26 gennaio 2015. Sono passati nove mesi e undici giorni da quando, il 15 aprile 2014, il presidente ucraino ad interim Oleksandr Turčynov annunciò l’inizio di una operazione di antiterrorismo volta “a proteggere i cittadini ucraini, a fermare il terrore, a fermare il crimine e a fermare i tentativi di fare a pezzi il nostro paese [l’Ucraina N.d.R.]”. Chiunque si aspettasse una campagna veloce e indolore si sbagliava.
Aprile-giugno 2014. Le forze ucraine concentrano inizialmente la loro attenzione su Donetsk.
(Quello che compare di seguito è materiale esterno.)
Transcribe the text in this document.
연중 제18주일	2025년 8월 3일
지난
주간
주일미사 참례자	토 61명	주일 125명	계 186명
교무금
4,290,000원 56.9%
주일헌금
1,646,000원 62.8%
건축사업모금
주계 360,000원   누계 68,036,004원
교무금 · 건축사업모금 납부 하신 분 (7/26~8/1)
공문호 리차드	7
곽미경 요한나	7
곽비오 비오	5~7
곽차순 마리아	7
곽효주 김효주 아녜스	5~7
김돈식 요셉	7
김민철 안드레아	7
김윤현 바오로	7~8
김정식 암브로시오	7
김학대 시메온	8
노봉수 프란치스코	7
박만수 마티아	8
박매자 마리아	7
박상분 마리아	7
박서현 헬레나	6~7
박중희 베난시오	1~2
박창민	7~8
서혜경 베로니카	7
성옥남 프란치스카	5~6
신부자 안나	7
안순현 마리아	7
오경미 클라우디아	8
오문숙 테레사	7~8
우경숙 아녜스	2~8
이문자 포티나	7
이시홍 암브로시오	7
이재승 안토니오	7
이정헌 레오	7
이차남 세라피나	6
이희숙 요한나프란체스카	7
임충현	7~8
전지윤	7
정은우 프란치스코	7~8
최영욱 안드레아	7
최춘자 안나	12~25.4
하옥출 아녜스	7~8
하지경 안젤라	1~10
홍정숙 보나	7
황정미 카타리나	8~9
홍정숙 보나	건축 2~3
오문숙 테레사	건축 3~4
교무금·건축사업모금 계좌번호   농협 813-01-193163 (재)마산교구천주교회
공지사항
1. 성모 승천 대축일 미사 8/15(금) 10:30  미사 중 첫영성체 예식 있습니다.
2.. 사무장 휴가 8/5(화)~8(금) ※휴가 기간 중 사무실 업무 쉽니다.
Poi, il 22 aprile, un’operazione militare viene lanciata nell’Ucraina orientale per riprendere controllo delle altre aree occupate dai separatisti. I combattimenti più violenti si registrano nei pressi delle città di Sloviansk, Lugansk, e Donetsk.
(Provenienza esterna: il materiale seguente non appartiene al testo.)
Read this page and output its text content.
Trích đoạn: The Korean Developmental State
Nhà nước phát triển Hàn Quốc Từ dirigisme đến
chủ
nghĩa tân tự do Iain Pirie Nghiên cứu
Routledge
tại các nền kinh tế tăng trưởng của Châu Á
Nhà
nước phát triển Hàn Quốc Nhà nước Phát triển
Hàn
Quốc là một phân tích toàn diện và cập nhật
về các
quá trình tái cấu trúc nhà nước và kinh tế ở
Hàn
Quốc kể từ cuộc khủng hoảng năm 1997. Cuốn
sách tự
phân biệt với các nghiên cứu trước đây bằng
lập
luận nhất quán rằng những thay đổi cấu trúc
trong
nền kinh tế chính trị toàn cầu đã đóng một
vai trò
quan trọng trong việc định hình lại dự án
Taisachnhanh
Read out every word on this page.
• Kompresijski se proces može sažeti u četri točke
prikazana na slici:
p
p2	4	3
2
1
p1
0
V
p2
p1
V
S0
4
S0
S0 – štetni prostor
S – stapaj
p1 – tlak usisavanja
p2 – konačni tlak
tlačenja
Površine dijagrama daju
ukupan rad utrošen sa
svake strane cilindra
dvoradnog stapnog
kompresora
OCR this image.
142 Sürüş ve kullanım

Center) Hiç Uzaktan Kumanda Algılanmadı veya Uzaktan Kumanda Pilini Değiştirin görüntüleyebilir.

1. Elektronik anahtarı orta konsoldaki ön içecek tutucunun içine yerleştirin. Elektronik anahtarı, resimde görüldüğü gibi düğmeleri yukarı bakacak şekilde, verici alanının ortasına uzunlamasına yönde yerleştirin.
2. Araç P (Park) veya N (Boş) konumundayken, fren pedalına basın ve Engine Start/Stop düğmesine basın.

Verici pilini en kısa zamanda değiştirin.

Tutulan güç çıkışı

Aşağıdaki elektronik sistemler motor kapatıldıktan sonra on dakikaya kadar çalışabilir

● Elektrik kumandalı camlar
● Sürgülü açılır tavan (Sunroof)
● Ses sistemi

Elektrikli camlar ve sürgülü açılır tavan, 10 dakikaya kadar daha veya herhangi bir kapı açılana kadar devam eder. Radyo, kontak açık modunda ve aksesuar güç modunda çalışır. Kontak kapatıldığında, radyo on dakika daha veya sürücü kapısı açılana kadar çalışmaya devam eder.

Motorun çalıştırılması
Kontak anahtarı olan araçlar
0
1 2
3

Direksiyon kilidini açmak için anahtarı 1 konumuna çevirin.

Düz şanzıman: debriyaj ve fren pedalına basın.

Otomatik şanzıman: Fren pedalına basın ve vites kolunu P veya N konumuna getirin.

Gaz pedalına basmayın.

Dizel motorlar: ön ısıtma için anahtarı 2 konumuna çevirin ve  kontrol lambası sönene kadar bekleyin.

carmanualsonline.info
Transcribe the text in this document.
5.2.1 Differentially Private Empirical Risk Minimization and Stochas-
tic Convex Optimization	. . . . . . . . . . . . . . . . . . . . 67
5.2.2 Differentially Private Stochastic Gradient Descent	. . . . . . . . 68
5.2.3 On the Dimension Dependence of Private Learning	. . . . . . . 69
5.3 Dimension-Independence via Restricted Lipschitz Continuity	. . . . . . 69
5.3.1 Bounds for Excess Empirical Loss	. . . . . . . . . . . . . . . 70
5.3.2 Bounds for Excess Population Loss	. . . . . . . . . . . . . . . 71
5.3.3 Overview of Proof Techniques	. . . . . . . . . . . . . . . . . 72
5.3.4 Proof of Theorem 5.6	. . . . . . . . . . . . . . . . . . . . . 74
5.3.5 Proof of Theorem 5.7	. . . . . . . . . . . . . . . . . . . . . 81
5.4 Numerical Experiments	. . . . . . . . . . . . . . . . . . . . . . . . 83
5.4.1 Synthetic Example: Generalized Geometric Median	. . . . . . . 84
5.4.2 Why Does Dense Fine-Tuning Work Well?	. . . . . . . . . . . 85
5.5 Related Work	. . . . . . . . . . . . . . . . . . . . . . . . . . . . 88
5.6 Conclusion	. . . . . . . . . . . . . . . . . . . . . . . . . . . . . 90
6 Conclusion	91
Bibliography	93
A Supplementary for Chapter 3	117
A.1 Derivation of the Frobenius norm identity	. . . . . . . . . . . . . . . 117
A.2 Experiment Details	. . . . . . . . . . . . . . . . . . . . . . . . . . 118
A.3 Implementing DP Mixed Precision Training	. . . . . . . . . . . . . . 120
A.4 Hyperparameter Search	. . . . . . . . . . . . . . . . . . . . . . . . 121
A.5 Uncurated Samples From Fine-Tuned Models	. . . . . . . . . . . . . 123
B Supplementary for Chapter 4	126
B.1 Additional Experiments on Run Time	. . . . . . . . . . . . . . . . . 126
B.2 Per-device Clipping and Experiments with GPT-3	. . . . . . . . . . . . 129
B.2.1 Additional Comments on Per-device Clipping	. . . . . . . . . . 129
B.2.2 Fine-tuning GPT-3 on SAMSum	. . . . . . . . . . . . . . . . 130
Luglio 2014. L’esercito mandato da Kiev riesce a riprendere controllo di Sloviansk mentre i separatisti abbandonano la città e le posizioni circostanti (5 luglio). Fino alla fine del mese, l’esercito e i paramilitari filorussi continuano ad affrontarsi principalmente presso Donetsk e Lugansk. Secondo il Consiglio Nazionale di Sicurezza e Difesa ucraino (CNSD), questi ultimi si trovano in difficoltà e sembrano perdere lentamente terreno sia attorno a Donetsk sia nella parte meridionale dell’Oblast di Lugansk.
Agosto 2014. L’esercito ucraino riesce progressivamente ad avanzare, vicino a Donetsk, su buona parte del territorio occupato dai separatisti. Allo stesso tempo però, proprio le forze filorusse riescono a prendere controllo di una sezione del confine con la Russia nei pressi di Lugansk e a porre una testa di ponte nell’Ucraina meridionale nei pressi della citta di Novoazovsk.
Settembre-dicembre 2014. Entro la fine di settembre, i separatisti riescono a congiungere le posizioni settentrionali con quelle meridionali creando un corridoio fino al Mare di Azov. Sottraggono al controllo di Kiev tutta la linea di confine che da Parkhomenko giunge fino a Novoazovsk, e buona parte delle aree liberate dall’esercito ucraino tra luglio e agosto. In ottobre, le forze separatiste si avvicinano a Mariupol e rafforzano le proprie posizioni nei pressi di Lugansk e Donetsk. Ai primi di dicembre, si registrano scontri lungo tutta la linea di fronte, nonostante l’esistenza di un cessate-il-fuoco firmato il 5 di settembre.
Gennaio 2015. Il 24 gennaio, le forze separatiste avviano un’offensiva su Mariupol. Secondo il Ministero della Difesa ucraino, la città viene colpita da missili Grad in tre diversi raid. Il bilancio è di trenta vittime.
Gli eventi degli ultimi giorni confermano che la crisi è ben lontana dall’esser risolta. Il leader dei ribelli, Alexander Zakharchenko, ha chiaramente dichiarato che le sue forze sono pronte a riprendersi Mariupol, punto strategico per entrambe le parti grazie al porto e alla posizione geografica che la rende un crocevia fondamentale verso l’ucraina occidentale e la Repubblica Autonoma di Crimea.